Some criminal mastermind has snatched your Android smartphone. Or perhaps you accidentally left it sitting in the back of a cab / on a cafe table and it was a crime of opportunity. Either way, it’s gone and you need to find it.
With a little preparation, these lost phone moments are nowhere near as tense as they once were. In fact, they take on the feeling of Spy vs. Spy as you go head to head with your phone’s abductor… though hopefully with fewer gratuitous explosions.
We subscribe to the belief that people are in general are fundamentally good. Hopefully, your phone is in the hands of a good samaritan but he or she doesn’t know how to contact you given that, you know, you don’t have a phone at the moment.
In either case, Prey can help. It lets you track your phone on your computer or any device with a web browser. You can send a command to make your phone make noise to aid in locating it. You can lock the phone down or even have it take and send you a picture of its surroundings and the person using it.
How to use Prey
Grab Prey in the Google Play store and install it.
Open the app and create a new Prey account. You’ll be asked for your name, email and a password. Don’t use an email address that is pushed to your Android phone otherwise the person currently holding your phone may be able to see all the information that you see.
Go into Prey’s settings and check out what’s available… there’s a lot to go through but it’s all relatively self explanatory.
If you lose your phone
Have a friend text the activation message to your phone. By default, this message is “GO PREY.”
In a web browser, go to the Prey Project site and log in with the email address and password you set when signing up with Prey on your smartphone.
Here you can set the length of time between alerts (from 10 to 40 minutes with a free account), you can activate Prey, turn on GPS pinpointing, receive network information and even grab a picture of the perp. You can blast an alarm even in silent mode, send a message to offer a reward or lock the device completely from the remote interface.
Click on Reports to view the latest information from your device, including its physical location on a Google Map. With a free account, you can store up to 10 reports. Once this limit is reached, new reports will overwrite older ones.
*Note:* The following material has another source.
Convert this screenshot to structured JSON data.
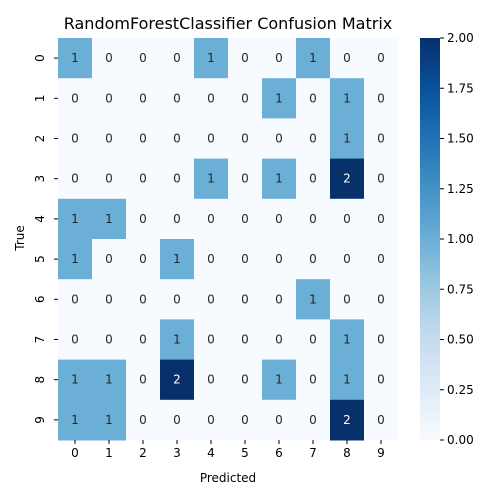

How Prey differs from other phone finders
Prey lets you password protect the app as well as block uninstall attempts by a would-be thief. The online control panel gives you great insight into what’s going on with your phone.
The free version is powerful enough to track down and find your lost phone as well as any two other devices like tablets or laptops.
Pro level accounts start at $5 per month. Paid accounts allow more devices to be monitored. They bump the 10 stored reports limit and change the shortest interval between reports from every 10 minutes to every two minutes along with a few other features.